Бэнкс-то пытался в школу вернуться, но я уверен — так и не смог. Когда мы вылетаем из ворот, там уже и лента протянута и телекамеры стоят, в общем, все путем. Учителя переклички проводят, строят учеников, ну и прочая пофигень. Я постоял немного в сторонке. Потом на бордюр присел. А потом, не знаю. Просто смотрел, как все остальные.
Ну вот, вроде и все. Я же говорил, ничего я толком не знаю. Меня там и не было, когда все случилось.
На этот раз она начала оттуда, откуда начал он.
В комнате не было ничего, говорившего о порожденном ею насилии. Верхняя одежда на вешалке. Пальто на плечиках, единственное, — пережиток зимы, надо полагать. Все остальное — обычные куртки, легкие, недорогие, у одной рукав завернулся внутрь. Кофейные чашки на столе, ближайшая к ней опустошена до донышка, остальные не допиты, с молочной пленкой на поверхности кофе. Вскрытый пакетик диетического печенья на подлокотнике одного из кресел и крошки на сиденьях остальных. Сами сиденья в пятнах, местами прорваны, вполне уютны с виду.
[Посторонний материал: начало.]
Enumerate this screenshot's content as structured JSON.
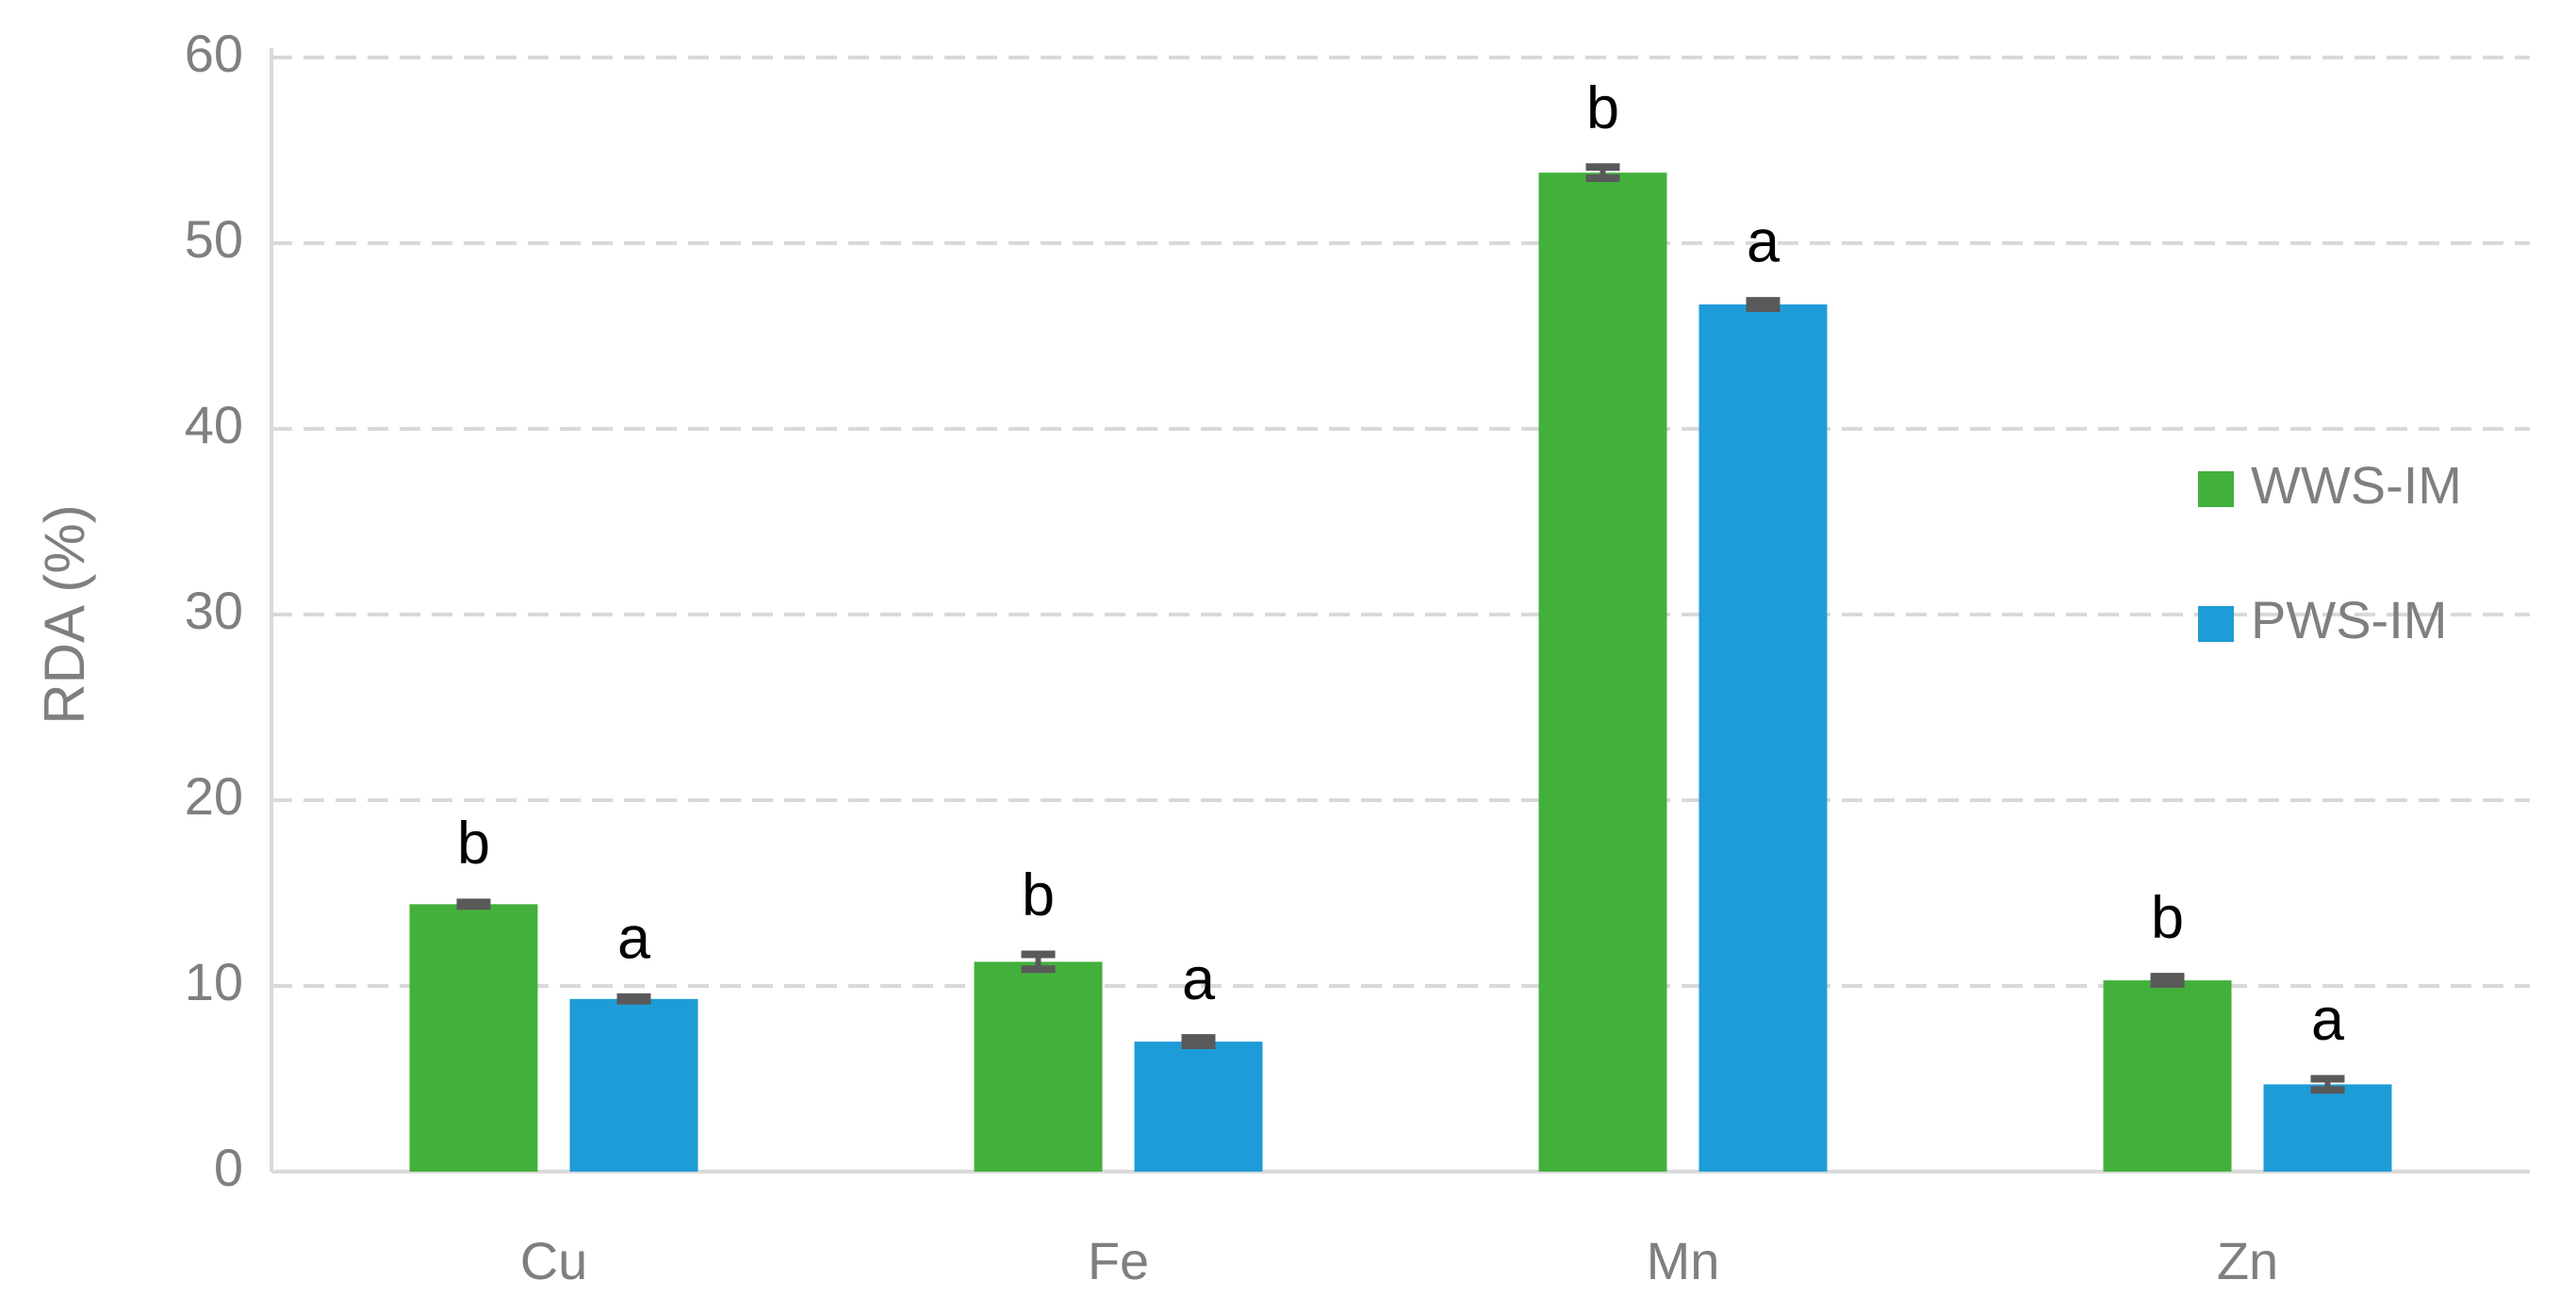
{
  "chart_data": {
    "type": "bar",
    "y_label": "RDA (%)",
    "categories": [
      "Cu",
      "Fe",
      "Mn",
      "Zn"
    ],
    "series": [
      {
        "name": "WWS-IM",
        "color": "#43b03c",
        "values": [
          14.4,
          11.3,
          53.8,
          10.3
        ],
        "errors": [
          0.1,
          0.4,
          0.3,
          0.2
        ],
        "labels": [
          "b",
          "b",
          "b",
          "b"
        ]
      },
      {
        "name": "PWS-IM",
        "color": "#1e9cd8",
        "values": [
          9.3,
          7.0,
          46.7,
          4.7
        ],
        "errors": [
          0.1,
          0.2,
          0.2,
          0.3
        ],
        "labels": [
          "a",
          "a",
          "a",
          "a"
        ]
      }
    ],
    "ylim": [
      0,
      60
    ],
    "yticks": [
      0,
      10,
      20,
      30,
      40,
      50,
      60
    ],
    "grid": true,
    "legend": "right"
  }
}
Люсия Мэй перешла в кухоньку. Открыла дверцу микроволновки и, увидев, что там лежит, тут же захлопнула. Запах, впрочем, успел вырваться наружу — сладковатый; что-то искусственное, подумала она, низкокалорийное. На столе — сигареты «Мальборо», рядом с ними желтая пачка чая «Клипер». Вглядываться в них она не стала. Стоявший у моечной раковины буфет исполнял также роль доски объявлений. Аккуратно вырезанный из газеты комикс серии «Гарфилд» с жалобами на треклятый понедельник, памятка «Как мыть руки» и написанная от руки, обращенная к «людям» просьба ополаскивать чашки. Слово «люди» подчеркнуто, слово «чашки» тоже. В раковине понемногу покрывались плесенью четыре кружки. От раковины попахивало канализацией.
Комнату он покинул в последним. Дождался, пока все уйдут.
Люсия вернулась в нее, пересекла, вышла в коридор. И увидела прямо перед собой настоящую доску объявлений — размером в половину бильярдного стола и почти такую же зеленую. На доске висели инструкции по противопожарным учениям, проведению медосмотров, списки дежурств преподавателей в актовом зале и во время перемен. Больше ничего. Листки были приколоты кнопками одинаковых цветов — один красными, остальные желтыми, по четыре на каждый. Люсии захотелось откнопить их и прикнопить как-то иначе, чтобы доска объявлений меньше отдавала казармой.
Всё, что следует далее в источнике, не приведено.